# taz.de -- Kommentar Familiennachzug: Grausames Glücksspiel
> Die „humanitären“ Kriterien für die Auswahl beim Familiennachzug sind
> zweifelhaft und liefern die Geflüchteten der Behördenwillkür aus.
IMG Bild: Am Ende werden flüchtende Kinder und ihre Familien im Regen stehen gelassen
Einer der schrecklichsten Zustände für Menschen besteht in dem Gefühl, das
eigene Schicksal nicht selbst beeinflussen zu können, ausgeliefert zu sein
an unberechenbare Entscheider.
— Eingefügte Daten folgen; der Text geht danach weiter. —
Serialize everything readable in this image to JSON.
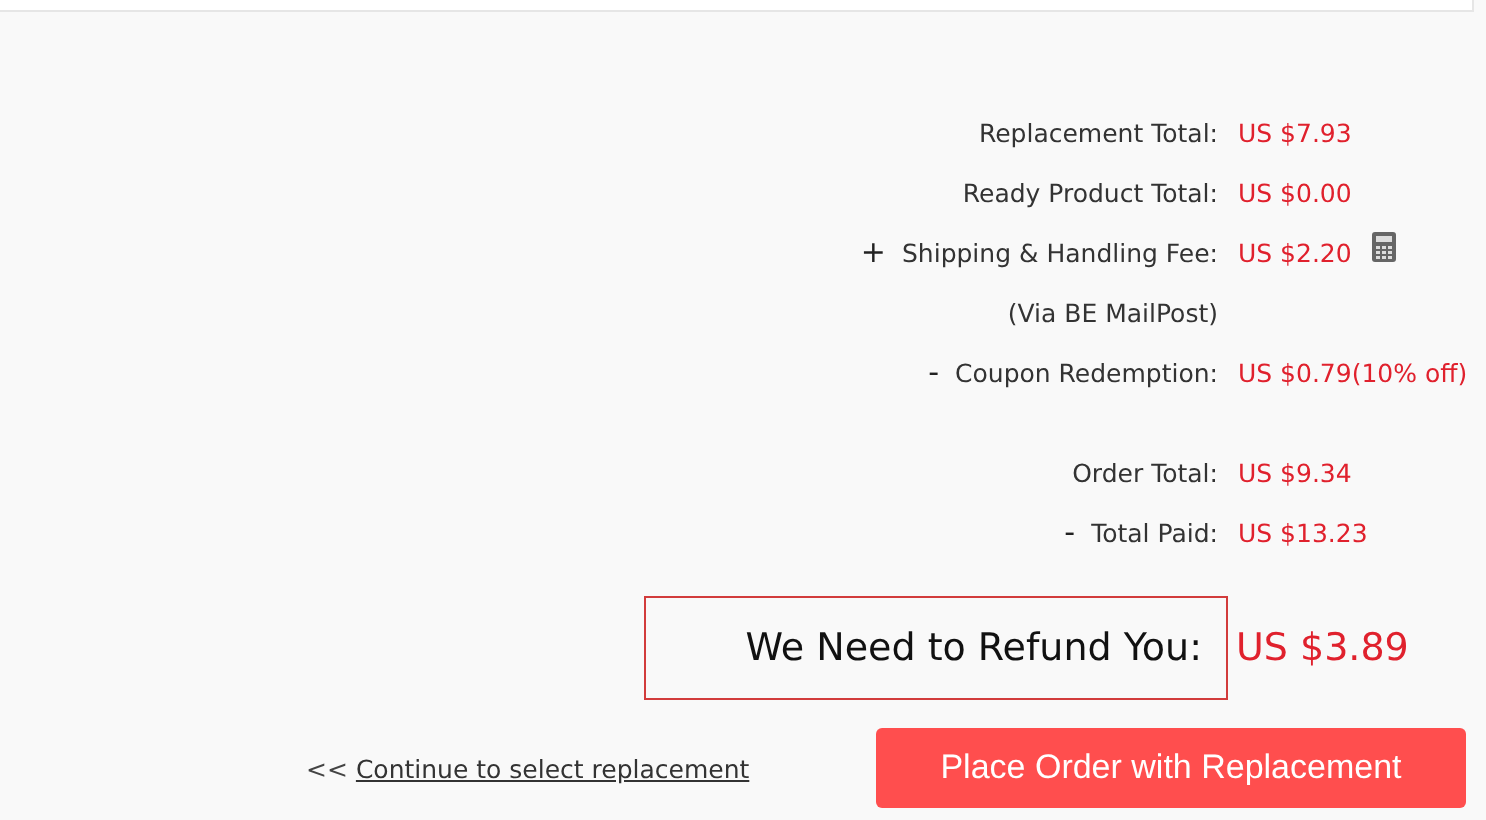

In dieser Situation befinden sich viele
Geflüchtete, nachdem das [1][neue Gesetz zum Familiennachzug] für Menschen
mit sogenanntem subsidiärem Schutz am Freitag verabschiedet wurde.
Mit dem Gesetz wird die Zahl der Nachziehenden auf 1.000 Menschen im Monat
beschränkt. Geflüchtete, deren Ehepartner und Kinder im Herkunftsland sind,
müssen Anträge auf den Nachzug stellen und dann auf ihr Glück hoffen –wie
vor einer Losbude. Unwürdiger geht es nicht mehr.
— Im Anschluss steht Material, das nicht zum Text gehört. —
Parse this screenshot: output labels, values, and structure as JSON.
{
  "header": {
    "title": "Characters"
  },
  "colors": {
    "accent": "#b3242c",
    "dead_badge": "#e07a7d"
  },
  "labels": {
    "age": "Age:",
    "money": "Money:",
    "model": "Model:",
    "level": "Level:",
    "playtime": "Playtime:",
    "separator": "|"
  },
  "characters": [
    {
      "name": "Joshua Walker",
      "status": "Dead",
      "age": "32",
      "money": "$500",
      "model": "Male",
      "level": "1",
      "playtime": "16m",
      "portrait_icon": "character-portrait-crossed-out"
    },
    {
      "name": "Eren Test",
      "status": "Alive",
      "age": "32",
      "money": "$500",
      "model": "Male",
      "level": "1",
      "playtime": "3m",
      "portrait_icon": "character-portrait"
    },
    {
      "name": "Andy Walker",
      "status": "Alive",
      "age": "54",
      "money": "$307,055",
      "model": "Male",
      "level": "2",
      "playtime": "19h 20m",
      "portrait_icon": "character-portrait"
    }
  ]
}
Da hilft es wenig, dass das Gesetz auf „humanitäre Kriterien“ bei der
Auswahl verweist. Wessen Familie in unmittelbarer Gefahr schwebt, wer schon
sehr lange auf die Kinder und Partner wartet, wer besonders kleine oder
kranke und behinderte Kinder hat, der soll laut Gesetz Vorrang haben. Das
Recht auf Familienleben darf aber nicht daran geknüpft werden, dass jemand
im Rollstuhl mitten im Bombenhagel sitzt oder schwerkrank ist.
Zynisch ist erst recht das Kriterium der langen Wartezeit – man braucht
also erst ein paar Trennungsjahre von der Familie, bevor der Antrag eine
Chance hat auf Bewilligung. Wobei die Kinder während der Wartezeit ja nun
mal älter werden, was wiederum die Chancen auf den Nachzug mindert.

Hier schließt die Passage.